Article by Lauren O'Neil from www.blogto.com
Thinking about purchasing your first home?
So are a lot of people — but it's easier said than done in a market like Toronto, where the average house and condo now cost more than $1.3 million and $660,000, respectively.
Canada's federal government has several "special withdrawal programs" in place meant to help first-time buyers come up with down payments to buy or build homes for themselves.
The popular Home Buyers' Plan allows you to take up to $35,000 out of your own Registered Retirement Savings Plan (RRSP) — an account which is usually inaccessible until retirement, unless you want to pay a boatload of taxes — penalty free.
It's a helpful tool for those who've been using RRSPs for some time and maximizing their contributions — but let's face it, few young people in Toronto have the financial bandwidth to sock away 18 per cent of their entire earned income each year for retirement.

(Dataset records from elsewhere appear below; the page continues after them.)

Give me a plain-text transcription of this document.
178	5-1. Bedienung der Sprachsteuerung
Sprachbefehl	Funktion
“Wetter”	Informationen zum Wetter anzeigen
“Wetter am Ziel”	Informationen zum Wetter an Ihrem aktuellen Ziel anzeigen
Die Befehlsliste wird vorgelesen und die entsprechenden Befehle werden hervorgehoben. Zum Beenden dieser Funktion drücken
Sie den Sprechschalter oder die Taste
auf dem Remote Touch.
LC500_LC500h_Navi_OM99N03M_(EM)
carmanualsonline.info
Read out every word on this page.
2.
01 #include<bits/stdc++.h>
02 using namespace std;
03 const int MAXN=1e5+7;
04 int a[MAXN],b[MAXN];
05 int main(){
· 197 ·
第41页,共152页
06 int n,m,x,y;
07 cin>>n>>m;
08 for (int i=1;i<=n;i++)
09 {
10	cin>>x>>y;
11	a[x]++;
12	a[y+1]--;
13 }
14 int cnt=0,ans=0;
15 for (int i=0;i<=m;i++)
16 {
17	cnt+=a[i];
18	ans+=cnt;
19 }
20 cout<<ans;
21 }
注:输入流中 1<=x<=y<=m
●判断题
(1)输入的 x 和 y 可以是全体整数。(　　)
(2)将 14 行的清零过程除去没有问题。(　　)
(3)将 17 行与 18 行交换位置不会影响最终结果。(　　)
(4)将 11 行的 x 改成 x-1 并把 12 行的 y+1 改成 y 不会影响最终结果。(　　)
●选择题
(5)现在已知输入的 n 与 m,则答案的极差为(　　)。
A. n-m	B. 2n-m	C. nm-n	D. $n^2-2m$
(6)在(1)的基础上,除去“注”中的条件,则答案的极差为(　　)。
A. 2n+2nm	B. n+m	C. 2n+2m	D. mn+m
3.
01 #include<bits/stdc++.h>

With this in mind, the Canadian real estate brokerage and analysis firm Zoocasa set out to calculate how long it would take someone starting from scratch to save $35K in RRSPs to take advantage of the HBP.
The amount of time varies by income level, obviously, but also by city.
In Ottawa, where the median household income is $44,700, it would take someone earning that exact amount 4.3 years to save $35,000 for the HBP — and that's only if they contribute the maximum amount of of $8,046 to their RRSPs each year.
By contrast, it would take a Toronto resident making the median market amount of $32,600 roughly six years to save the same amount of money by socking away 18 per cent of their earnings ($5,868) annually.
Someone within the top 10 per cent of earners in Toronto making more than $101,700 could do the same in about 1.9 years.
Of course, the maximum $35,000 RRSP withdrawal goes a lot further toward the purchase price of a home in smaller markets than it does in huge urban centres.
Zoocasa also calculated how far $35,000 would go toward the total purchase price of a home in different Canadian cities as part of their most-recent report.
Needless to say, the amount varies by quite a bit.
In Toronto, someone who pulls out the maximum tax-free $35,000 through Canada's Home Buyer's Benefit would only have enough money to cover 4.3 per cent of a new home.
Regina residents, on the other hand, would have a whopping 13.5 per ent of their total purchase price (less than $300,000, on average, according to Zoocasa) with the same amount of money.
"While the federal government increased the maximum withdrawal limit to $35,000 for the HBP from the previous $25,000 in the 2019 budget, housing analysts have questioned whether this amount is enough to truly aid buyers in Canada's largest markets," writes the real estate firm.
"For example, assuming a home buyer has saved and accessed the maximum $35,000 from their RRSP, that would account for just 3.5 per cent of a home purchase in Vancouver, and 4.3 per cent of the benchmark price for Toronto real estate — less than the minimum 5 – 7.5 per cent down payment required to purchase a home."
In other words, you need to be making a lot more dough than everyone else in the country to even consider buying a house in Toronto — even with a tax-free RRSP withdrawal of $35,000.